C++ doesn't have arrays which know their length.



What's std::array then?

> combines the performance and accessibility of a C-style array with the benefits of a standard container, such as knowing its own size

https://en.cppreference.com/w/cpp/container/array


They're objects that mostly behave like arrays. You can't index element two of std::array foo as 1[foo] since it isn't an actual C array.


A Pascal array is just ones and zeros that behave like an array. So is a Fortran array.

> You can't index element two of std::array foo as 1[foo] since it isn't an actual C array.

That's just a silly quirk of C syntax that is deliberately not modeled in C++ operator overloading. It's not a real capability; it doesn't make arrays "do" anything new, so it' hard to call it an array behavior. It's a compiler behavior, that's for sure.

It could easily be added to C++, similarly to the way preincrement and postincrement are represented (which allows that obj++ and ++obj to be separate overloads).

   T &array_class::operator [] (int index) {
      // handles array[42]
   }

   T &array_class::operator [] (int index, int) {  // Fictional!!
      // handles 42[array]
   }
The dummy extra int parameter would mean "this overload of operator [] implements the flipped case, when the object is between the [ ] and the index is on the left".
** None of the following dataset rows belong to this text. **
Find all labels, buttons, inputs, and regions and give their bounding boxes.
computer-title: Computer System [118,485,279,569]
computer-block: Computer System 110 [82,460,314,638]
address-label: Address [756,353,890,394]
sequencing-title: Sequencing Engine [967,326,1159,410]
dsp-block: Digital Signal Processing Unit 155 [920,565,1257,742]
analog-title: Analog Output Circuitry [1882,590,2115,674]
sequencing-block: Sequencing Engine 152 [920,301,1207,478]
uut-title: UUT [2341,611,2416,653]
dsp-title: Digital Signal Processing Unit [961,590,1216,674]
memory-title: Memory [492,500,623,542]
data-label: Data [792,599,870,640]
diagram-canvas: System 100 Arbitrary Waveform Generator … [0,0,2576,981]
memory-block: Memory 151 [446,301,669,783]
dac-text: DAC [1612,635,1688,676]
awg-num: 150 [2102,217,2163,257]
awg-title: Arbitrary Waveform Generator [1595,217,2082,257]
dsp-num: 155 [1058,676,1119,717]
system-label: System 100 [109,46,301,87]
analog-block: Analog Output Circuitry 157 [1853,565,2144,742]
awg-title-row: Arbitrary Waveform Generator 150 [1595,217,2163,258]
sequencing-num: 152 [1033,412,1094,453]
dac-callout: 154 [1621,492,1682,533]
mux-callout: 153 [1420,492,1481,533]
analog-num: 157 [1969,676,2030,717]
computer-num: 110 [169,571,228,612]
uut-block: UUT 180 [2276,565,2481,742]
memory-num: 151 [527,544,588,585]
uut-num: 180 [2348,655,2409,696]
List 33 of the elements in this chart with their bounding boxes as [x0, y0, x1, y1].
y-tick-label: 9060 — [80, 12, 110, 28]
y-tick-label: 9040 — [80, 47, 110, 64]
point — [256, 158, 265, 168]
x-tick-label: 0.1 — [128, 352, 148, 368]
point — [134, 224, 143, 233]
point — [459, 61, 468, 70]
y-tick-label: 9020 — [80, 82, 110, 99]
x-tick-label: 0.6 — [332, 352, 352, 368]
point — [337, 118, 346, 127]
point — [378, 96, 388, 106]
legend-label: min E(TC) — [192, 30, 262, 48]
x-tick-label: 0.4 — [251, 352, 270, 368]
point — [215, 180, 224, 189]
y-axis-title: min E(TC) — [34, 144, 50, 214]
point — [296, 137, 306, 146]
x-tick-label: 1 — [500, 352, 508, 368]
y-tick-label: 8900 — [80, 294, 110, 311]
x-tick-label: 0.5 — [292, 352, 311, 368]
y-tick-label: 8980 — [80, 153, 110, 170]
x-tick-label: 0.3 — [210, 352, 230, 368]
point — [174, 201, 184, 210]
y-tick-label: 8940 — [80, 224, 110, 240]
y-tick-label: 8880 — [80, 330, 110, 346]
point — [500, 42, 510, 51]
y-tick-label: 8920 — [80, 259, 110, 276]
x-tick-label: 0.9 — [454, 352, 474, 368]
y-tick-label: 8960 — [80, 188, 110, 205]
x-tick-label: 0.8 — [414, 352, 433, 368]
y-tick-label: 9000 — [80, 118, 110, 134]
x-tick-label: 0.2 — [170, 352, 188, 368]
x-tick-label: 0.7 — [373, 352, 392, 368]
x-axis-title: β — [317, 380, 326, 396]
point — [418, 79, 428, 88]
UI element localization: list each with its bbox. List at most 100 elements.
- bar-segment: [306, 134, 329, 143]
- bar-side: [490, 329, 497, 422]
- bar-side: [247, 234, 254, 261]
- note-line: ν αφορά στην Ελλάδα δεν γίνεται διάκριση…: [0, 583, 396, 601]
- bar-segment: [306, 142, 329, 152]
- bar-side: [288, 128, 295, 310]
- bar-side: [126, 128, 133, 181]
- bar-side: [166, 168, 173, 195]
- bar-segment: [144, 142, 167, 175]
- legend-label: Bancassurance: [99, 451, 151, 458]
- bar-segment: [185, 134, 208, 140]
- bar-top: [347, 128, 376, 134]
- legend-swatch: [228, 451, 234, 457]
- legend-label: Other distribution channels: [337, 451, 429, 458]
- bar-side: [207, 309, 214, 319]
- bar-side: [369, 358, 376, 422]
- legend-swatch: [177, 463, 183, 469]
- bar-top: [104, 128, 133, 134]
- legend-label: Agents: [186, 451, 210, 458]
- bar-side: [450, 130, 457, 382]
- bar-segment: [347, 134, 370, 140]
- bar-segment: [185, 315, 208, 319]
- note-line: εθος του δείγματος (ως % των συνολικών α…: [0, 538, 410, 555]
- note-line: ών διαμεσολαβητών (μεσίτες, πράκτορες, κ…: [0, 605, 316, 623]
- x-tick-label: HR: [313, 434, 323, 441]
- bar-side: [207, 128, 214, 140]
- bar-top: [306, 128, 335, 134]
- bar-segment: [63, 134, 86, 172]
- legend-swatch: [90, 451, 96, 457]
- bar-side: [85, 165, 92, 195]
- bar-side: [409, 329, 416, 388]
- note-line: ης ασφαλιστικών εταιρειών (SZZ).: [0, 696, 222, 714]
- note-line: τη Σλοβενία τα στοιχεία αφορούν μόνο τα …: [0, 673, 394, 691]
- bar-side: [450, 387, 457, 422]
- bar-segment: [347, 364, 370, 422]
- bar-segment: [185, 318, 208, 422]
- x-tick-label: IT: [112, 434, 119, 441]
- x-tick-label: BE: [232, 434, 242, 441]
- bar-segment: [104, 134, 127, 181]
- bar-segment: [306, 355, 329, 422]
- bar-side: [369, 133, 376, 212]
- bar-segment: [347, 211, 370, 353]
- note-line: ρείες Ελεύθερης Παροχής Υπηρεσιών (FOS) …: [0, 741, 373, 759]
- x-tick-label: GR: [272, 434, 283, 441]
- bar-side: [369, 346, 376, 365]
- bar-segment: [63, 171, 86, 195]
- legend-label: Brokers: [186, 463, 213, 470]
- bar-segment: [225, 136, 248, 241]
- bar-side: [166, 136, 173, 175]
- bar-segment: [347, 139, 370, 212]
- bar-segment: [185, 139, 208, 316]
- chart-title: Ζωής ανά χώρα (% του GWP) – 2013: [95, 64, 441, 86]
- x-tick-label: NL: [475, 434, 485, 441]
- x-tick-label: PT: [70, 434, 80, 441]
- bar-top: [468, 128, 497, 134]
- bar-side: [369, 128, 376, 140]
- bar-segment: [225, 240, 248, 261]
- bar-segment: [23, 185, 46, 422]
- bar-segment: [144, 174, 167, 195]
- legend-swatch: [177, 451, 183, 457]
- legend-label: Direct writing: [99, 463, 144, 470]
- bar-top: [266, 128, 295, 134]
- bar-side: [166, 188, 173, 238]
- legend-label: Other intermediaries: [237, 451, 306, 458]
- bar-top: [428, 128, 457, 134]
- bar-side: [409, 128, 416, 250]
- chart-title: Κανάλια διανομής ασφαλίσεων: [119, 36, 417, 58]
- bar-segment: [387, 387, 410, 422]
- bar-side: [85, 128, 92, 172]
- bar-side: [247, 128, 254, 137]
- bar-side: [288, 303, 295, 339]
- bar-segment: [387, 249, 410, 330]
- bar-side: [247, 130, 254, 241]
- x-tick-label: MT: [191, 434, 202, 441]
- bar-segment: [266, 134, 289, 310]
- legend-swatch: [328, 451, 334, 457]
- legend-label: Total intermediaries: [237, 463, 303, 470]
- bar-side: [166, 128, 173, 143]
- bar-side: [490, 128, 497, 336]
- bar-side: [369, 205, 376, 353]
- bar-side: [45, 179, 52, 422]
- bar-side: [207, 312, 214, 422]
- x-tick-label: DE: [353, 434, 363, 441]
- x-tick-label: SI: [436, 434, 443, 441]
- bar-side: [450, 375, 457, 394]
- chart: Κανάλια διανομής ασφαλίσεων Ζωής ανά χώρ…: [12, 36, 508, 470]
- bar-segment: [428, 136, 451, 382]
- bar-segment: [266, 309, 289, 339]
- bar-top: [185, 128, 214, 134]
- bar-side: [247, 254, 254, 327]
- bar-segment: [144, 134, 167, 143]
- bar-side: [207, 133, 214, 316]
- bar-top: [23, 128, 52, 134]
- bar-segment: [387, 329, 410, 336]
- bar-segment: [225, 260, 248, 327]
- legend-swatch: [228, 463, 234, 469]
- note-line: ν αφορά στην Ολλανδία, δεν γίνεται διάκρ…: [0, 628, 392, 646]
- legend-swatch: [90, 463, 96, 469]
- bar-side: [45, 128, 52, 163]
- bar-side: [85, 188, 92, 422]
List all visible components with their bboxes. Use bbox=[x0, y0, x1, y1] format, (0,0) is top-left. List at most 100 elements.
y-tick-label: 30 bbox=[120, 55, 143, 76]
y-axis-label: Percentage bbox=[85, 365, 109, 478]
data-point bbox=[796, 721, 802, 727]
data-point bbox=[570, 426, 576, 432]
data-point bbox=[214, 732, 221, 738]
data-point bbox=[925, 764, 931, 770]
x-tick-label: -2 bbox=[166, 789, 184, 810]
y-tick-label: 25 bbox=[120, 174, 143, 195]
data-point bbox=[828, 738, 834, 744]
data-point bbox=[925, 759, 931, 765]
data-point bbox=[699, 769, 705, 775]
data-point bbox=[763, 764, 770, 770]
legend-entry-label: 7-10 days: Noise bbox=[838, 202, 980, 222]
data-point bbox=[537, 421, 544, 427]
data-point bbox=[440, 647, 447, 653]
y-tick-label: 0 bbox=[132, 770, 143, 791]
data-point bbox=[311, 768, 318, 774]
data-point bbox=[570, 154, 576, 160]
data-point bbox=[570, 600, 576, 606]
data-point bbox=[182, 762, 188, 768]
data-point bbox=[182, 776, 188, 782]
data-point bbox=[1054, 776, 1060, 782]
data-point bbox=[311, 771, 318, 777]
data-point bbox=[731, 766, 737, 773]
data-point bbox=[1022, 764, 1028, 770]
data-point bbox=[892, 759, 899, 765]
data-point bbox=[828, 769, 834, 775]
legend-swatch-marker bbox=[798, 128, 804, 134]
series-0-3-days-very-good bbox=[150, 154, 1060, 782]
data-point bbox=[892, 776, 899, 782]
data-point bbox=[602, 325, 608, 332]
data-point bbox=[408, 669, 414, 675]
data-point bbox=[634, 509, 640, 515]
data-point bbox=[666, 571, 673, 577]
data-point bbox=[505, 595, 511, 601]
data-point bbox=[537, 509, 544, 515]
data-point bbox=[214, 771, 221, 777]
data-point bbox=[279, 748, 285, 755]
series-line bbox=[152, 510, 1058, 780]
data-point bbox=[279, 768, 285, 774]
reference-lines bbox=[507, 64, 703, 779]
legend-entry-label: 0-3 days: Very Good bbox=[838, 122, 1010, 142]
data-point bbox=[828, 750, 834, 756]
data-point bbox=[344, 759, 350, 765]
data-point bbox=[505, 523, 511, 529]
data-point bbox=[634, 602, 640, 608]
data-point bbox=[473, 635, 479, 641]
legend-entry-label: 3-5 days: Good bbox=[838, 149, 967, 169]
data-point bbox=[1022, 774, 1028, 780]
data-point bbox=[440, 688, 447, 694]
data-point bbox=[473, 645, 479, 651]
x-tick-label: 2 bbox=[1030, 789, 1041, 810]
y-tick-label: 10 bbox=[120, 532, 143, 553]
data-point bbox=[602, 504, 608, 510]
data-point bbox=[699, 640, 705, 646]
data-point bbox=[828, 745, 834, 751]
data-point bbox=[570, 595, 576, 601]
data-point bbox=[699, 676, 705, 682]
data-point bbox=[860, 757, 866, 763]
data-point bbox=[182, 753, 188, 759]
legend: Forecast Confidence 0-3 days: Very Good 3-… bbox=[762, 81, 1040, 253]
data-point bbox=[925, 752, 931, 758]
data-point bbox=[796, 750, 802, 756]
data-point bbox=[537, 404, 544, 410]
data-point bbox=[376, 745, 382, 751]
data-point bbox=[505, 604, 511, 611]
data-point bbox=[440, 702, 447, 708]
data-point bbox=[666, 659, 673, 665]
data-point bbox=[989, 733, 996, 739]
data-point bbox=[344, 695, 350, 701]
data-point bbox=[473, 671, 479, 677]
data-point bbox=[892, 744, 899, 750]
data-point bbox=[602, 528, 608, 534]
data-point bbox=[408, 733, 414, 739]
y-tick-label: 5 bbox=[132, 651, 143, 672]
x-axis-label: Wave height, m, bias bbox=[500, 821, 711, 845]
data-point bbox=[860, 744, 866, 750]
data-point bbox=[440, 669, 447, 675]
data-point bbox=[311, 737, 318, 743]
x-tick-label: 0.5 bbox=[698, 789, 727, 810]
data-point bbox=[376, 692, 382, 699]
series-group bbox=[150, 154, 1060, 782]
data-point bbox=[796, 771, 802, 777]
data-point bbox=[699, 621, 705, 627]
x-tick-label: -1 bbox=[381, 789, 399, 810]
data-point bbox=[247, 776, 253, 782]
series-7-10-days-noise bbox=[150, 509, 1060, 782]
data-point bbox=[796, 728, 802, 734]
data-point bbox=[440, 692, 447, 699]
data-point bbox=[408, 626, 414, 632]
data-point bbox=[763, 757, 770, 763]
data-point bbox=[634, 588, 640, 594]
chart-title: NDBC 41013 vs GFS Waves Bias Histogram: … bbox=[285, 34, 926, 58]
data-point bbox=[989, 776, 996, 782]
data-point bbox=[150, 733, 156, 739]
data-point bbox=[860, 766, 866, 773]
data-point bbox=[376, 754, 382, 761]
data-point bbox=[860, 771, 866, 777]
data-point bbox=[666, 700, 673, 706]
C++ could easily have this; the technical barrier is almost nonexistent. (I wonder what the minimal diff against GNU C++ would be to get it going.)

I suspect that it's explicitly unwanted.


Ok, but who actually uses that?


The point is to demonstrate that std::array isn't an array.


What makes you so sure that if C got better arrays, those would be arrays, supporting a[i] i[a] commutativity and all?

That is predicated on equivalence to *(a + i) where a is a dumb pointer whose displacement commutes.


That is a quirk of C's arrays, no other language besides Assembly allows for that.

And even in Assembly, it depends on the CPU flavor which kind of memory accesses are available.


It depends entirely on the whims of the assembly language design. Assembly lanuages for the Motorola 68000 could allow operand syntax like like [A0 + offset], which could commute with [offset + A0], but the predominant syntax for that CPU family has it as offset(A0) which cannot be written A0(offset).

None of that changes what instruction is generated, just like C's quirk is one of pure syntax that doesn't affect the run-time.


Ok, fair. But for almost all practical purposes, std::array is an appropriate array replacement.


C++ has features in its syntax so that you can write objects that behave like arrays: support [] indexing via operator [], and can be passed around (according to whatever ownershihp discipline you want: duplication, reference counting). C++ provides such objects in its standard library, such as: std::basic_string<T> and std::vector<T>. There is a newer std::array also.


And depending on the compiler they can also bounds check, even in release builds, it is a matter of enabling the right build configuration flags.